I was asked how I started Palo Alto Software.
How? Slowly, carefully, bolstered by good product and reviews that validated, doing a lot of coding and documentation myself, and not spending money we didn’t have.
Spreadsheet templates
It started as spreadsheet templates. The first of those was published in 1984 to accompany a book “How to Develop Your Business Plan,” published by Oasis Press. In 1988 I separated from that book, and redid the templates to accompany my own book when I published “Business Plan Toolkit,” released in MacWorld January 1988. All of these early products were 100% my work, my spreadsheet macros and my documentation. It helped to have a diverse background, including 10 years as a professional journalist, foreign correspondent in Mexico City, plus a Stanford MBA. I could write about business so (people told me) others could understand.
I released ‘Business Plan Toolkit’ in January of 1988 at the San Francisco MacWorld exhibit. Laura and Sabrina shared the booth duty with me.

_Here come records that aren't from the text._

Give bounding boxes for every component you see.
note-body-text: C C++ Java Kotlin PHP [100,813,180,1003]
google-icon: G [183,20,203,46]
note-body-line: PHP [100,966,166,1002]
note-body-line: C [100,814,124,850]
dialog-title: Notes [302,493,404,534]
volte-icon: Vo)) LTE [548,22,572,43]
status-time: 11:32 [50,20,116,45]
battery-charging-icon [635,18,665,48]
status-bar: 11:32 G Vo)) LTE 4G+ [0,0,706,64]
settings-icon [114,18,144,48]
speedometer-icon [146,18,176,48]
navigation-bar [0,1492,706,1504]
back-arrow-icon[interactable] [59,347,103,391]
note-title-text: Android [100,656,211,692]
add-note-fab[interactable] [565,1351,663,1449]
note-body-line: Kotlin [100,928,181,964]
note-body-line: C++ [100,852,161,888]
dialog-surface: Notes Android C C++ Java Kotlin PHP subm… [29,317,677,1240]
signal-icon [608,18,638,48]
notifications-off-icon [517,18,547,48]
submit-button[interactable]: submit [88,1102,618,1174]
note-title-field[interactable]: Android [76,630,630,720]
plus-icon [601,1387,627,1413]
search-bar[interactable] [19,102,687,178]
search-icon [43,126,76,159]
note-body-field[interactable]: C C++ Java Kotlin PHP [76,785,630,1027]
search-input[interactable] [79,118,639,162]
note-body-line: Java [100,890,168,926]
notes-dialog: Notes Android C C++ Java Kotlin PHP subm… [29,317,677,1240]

Funded mostly by consulting
Throughout the early years I kept up a healthy consulting practice doing business plans for some startups, and that plus market research and strategy consulting for some larger high tech companies, plus workshops on business planning for dealers of high tech companies. Apple was by far my best client, with repeat business in consulting on business planning from the beginning until 1994 (Hector Saldaña was a steady client for years, and a supporter of the business idea, and informal advisor). The consulting supported marketing expenses. There was no Internet to speak of until 1995, so the early marketing was a combination of small ads in the back of magazines and product reviews in major computer magazines. I did about $1.4 million worth of consulting for Apple Computer between 1982 and 1994.
During the consulting years I never lost site of the main goal of building my own business. I was sacrificing consulting revenues to prop up products. My mantra was “I want to sell boxes, not hours.”
When we moved it from Palo Alto to Eugene OR in 1992, I had three early equity shareholders (1% each) who agreed to surrender their shares because there was no value in them. One of them was my brother, Chip.
There is another chapter here on the darkness before dawn in 1994, when all seemed lost; and how I created Business Plan Pro to snatch victory from the jaws of defeat. in 1995 PAS gained critical mass with Business Plan Pro so I was able to stop consulting and dedicate myself to the business. We grew quickly to more than $5 million annual revenues by 2000.